Já não importava saber como aconteceu, nem falar das consequências com verbosas sabedorias. A vida seguira já o seu rumo, e os dias cobriam-se agora com novas e luminosas cores para além do cinzento. 
Madalena tem o corpo franzino. Chega com os olhos brilhantes, afundados no esgar de dor que lhe assombra o rosto indefinido entre a menina e a mulher. Está doente, da “ barriga”, diz.
Pede que a tratem. “ Por favor! “ suplica, é que a dor é grande, mas maior a consumição.
Em casa, com o companheiro, ficara o filhinho, nascido há menos de um mês. Deixara-o a dormir, o anjinho, mas daí a menos de três horas, iria reclamar-lhe o peito que já pingava pressentindo o momento.
Duas lágrimas rolam-lhe no rosto. Limpa-as de seguida, com rapidez. Não é hora de chorar, mas de saber o que tem, de resolver aquela dor que a não larga, para depois ir embora para os seus afazeres de mãe.
Deixa-se observar, faz os exames pedidos e espera. A espera inevitável de um serviço de urgência. A dor passou, só a apreensão continua.
Aproveito o momento para incentivar a conversa, o desabafo. O diálogo é fácil. Ao sorriso, segue-se o riso e os olhos cada vez mais a brilhar. A assistente que a acompanha, hoje e quase todos os dias, encoraja-a a falar comigo.
Diz que não está triste. Que lhe disseram que tinha depressão pós-parto, mas que não se sente triste, só às vezes tem vontade de chorar. Digo-lhe que chore sempre que tiver vontade, que é normal e que não tem que se preocupar por isso.
E fala, fala da sua nova vida e como se sente importante. Diz-me que às vezes tem saudades das amigas da escola e de não ter nada para fazer. Ressalva de imediato que agora é diferente , porque tem o seu menino, que são só os três, é certo, mas que nunca foi tão feliz e o Zé é muito seu amigo.
Penso nas dezasseis primaveras que viveu, ou nos dezasseis invernos...
Tocam-se os nossos olhares. Afago-lhe a mão pálida e prendo a custo a emoção teimosa. Para mim também não é hora.
Interrogo-me sobre a razão da ausência da mãe, da falta do seu apoio. Corre o processo no tribunal, fico entretanto a saber.
- Diz-me Madalena, e tu comes? Fazes comida para ti?

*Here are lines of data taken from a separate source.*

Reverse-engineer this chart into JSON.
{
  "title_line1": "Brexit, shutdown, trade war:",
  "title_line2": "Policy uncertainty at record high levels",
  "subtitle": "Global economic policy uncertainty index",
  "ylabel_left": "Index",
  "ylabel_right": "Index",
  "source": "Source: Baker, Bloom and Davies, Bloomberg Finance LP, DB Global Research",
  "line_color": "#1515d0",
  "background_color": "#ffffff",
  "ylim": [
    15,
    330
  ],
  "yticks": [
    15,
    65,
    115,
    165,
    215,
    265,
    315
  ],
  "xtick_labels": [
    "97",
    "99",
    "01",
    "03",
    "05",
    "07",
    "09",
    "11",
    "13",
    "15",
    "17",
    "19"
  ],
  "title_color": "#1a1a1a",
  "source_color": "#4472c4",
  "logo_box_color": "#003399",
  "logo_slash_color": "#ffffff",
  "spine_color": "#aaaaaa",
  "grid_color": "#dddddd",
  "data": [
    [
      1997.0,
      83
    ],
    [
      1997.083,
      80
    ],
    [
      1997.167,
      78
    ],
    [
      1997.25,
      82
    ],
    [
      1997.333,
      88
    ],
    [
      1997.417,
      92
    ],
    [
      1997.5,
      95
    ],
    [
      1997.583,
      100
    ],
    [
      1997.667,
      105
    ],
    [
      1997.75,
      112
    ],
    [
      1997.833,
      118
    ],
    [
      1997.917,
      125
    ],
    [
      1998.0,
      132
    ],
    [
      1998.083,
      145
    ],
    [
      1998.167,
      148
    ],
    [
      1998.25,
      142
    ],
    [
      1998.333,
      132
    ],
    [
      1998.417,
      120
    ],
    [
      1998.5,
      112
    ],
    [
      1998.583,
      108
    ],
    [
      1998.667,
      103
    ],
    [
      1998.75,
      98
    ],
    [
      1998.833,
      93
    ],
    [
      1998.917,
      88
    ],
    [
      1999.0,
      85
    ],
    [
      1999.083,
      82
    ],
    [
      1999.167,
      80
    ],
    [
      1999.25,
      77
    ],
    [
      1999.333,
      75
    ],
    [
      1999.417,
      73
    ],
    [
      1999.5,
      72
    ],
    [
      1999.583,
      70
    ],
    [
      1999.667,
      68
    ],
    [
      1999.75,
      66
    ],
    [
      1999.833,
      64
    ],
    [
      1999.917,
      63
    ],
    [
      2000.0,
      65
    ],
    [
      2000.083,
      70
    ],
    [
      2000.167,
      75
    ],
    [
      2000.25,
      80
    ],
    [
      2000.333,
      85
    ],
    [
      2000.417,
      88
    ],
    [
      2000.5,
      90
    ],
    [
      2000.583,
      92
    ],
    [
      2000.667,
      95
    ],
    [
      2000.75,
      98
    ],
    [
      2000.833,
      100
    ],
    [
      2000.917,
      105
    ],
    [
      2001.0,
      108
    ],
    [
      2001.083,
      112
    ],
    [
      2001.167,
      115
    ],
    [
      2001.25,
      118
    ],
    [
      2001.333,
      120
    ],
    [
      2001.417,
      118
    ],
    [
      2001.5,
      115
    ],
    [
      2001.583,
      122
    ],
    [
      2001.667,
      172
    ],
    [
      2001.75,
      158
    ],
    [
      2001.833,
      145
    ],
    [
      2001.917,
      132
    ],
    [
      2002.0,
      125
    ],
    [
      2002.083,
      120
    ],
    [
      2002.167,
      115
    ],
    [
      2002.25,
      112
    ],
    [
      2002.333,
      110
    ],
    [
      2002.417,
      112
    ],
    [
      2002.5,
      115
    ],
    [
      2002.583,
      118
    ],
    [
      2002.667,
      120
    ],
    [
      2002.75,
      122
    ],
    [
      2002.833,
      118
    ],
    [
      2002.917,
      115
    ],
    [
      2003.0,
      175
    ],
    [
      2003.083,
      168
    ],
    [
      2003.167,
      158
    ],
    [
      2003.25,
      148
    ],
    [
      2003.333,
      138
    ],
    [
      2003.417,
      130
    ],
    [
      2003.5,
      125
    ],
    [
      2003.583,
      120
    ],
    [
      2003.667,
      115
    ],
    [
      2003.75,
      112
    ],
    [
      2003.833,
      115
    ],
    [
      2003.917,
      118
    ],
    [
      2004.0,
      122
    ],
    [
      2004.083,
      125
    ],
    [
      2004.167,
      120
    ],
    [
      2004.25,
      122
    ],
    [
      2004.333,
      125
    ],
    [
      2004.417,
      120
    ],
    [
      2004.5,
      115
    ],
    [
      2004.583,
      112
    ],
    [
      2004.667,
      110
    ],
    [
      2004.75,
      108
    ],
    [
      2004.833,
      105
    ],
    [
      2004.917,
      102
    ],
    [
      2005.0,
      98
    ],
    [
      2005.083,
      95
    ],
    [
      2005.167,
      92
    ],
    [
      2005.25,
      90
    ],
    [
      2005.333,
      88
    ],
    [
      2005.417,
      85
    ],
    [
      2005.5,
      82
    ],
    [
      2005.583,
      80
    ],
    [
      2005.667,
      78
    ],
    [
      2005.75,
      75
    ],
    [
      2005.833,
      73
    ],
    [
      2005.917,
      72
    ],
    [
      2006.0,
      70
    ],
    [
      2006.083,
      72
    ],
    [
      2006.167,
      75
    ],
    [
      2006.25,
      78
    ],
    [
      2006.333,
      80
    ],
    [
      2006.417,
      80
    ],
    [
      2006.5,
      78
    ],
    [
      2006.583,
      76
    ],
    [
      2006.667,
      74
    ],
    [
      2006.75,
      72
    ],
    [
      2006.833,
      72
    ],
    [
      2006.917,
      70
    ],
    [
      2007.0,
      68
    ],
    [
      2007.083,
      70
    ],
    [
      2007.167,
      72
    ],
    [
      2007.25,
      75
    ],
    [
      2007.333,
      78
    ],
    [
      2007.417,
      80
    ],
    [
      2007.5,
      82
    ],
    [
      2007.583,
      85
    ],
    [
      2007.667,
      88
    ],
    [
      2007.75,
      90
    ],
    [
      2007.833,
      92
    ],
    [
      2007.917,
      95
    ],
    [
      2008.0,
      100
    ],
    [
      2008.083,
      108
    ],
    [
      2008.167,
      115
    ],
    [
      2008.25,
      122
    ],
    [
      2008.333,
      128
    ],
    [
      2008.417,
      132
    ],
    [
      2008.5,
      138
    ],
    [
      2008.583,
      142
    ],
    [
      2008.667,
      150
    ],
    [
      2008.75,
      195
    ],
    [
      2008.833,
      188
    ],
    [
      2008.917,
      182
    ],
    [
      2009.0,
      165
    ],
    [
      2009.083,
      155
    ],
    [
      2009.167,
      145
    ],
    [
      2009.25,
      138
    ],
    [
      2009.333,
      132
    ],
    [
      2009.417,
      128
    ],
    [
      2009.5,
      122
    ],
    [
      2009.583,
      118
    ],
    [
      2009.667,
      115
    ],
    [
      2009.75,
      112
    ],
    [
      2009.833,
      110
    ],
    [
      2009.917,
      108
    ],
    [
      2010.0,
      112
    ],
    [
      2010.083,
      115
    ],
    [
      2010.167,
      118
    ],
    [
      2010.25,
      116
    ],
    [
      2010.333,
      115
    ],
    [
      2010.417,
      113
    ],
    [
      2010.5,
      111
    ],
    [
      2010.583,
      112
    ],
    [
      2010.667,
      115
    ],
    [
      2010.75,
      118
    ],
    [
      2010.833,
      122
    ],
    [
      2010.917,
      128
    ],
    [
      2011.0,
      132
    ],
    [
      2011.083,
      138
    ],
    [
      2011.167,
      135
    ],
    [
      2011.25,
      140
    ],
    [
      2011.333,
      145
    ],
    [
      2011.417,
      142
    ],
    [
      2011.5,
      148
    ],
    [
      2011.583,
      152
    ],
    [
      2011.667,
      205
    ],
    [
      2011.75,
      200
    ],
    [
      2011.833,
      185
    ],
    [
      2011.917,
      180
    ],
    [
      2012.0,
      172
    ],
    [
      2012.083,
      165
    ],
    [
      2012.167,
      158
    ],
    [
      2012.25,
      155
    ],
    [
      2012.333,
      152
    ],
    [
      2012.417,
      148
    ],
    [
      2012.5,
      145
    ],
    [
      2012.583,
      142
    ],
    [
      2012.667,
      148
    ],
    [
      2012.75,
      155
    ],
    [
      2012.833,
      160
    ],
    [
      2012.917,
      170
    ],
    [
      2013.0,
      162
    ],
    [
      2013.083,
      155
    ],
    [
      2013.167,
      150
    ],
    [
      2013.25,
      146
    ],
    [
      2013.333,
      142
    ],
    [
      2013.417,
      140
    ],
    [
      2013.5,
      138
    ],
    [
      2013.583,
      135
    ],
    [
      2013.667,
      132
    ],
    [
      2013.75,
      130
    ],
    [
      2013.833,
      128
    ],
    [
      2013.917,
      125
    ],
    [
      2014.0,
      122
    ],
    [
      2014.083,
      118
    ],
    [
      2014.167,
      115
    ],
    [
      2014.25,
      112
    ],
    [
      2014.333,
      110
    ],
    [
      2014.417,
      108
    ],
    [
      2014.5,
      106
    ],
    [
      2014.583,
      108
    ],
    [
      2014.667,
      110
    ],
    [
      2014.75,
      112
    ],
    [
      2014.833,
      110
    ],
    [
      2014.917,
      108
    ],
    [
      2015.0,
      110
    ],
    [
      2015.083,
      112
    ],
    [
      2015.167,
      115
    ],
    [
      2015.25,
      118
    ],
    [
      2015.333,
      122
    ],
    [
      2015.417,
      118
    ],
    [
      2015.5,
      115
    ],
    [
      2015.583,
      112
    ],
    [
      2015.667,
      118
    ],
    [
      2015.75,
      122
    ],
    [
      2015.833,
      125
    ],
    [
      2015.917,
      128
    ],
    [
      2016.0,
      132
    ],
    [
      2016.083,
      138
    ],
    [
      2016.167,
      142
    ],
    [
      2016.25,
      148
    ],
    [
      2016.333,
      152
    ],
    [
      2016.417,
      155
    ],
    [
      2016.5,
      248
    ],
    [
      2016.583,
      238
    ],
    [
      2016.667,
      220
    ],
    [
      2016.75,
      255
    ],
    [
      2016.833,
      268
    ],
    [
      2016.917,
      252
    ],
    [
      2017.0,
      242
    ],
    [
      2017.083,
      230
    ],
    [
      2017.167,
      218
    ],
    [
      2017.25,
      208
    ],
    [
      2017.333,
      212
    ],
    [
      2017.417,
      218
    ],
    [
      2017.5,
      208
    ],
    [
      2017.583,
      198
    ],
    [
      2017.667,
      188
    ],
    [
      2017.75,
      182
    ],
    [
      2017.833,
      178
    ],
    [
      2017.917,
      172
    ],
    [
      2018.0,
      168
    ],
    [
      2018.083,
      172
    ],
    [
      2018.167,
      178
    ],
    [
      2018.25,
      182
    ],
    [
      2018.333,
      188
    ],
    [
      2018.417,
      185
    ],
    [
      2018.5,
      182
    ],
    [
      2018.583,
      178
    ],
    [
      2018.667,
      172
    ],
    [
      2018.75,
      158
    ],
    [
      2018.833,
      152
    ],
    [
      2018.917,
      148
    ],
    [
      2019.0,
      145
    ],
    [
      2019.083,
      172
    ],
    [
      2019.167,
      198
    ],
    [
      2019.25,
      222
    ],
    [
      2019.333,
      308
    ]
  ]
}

Responde que sim, que sabe já fazer muitas coisas, menos o arroz. Esse, não sabe o que acontece, fica sempre insonso e queimado no fundo do tacho. O Zé cozinha bem, mas trabalha quase todo o dia. Quando não sabe, vai ver a receita na internet ou pergunta como se faz às assistentes familiares que lá vão a casa, diariamente.
-Enfermeira, quando posso ir embora? O meu filho já deve estar a acordar, está quase na hora!
Dou conta à equipa, da urgência das decisões que entretanto chegam, para alívio de Madalena. Vai embora, não é nada de cuidado. Tem de comer, está muito magra.
- Eu sei senhor doutor, a enfermeira já me disse, se eu não me alimentar o leite fica fraco.
- E tu também, minha querida, e tu também. Acrescento.
Vejo-a ir embora, frágil.
Deixo cair as lágrimas contidas. Não sei se pela menina a aprender a ser mulher ou se pela mãe que ainda não deixou de ser menina.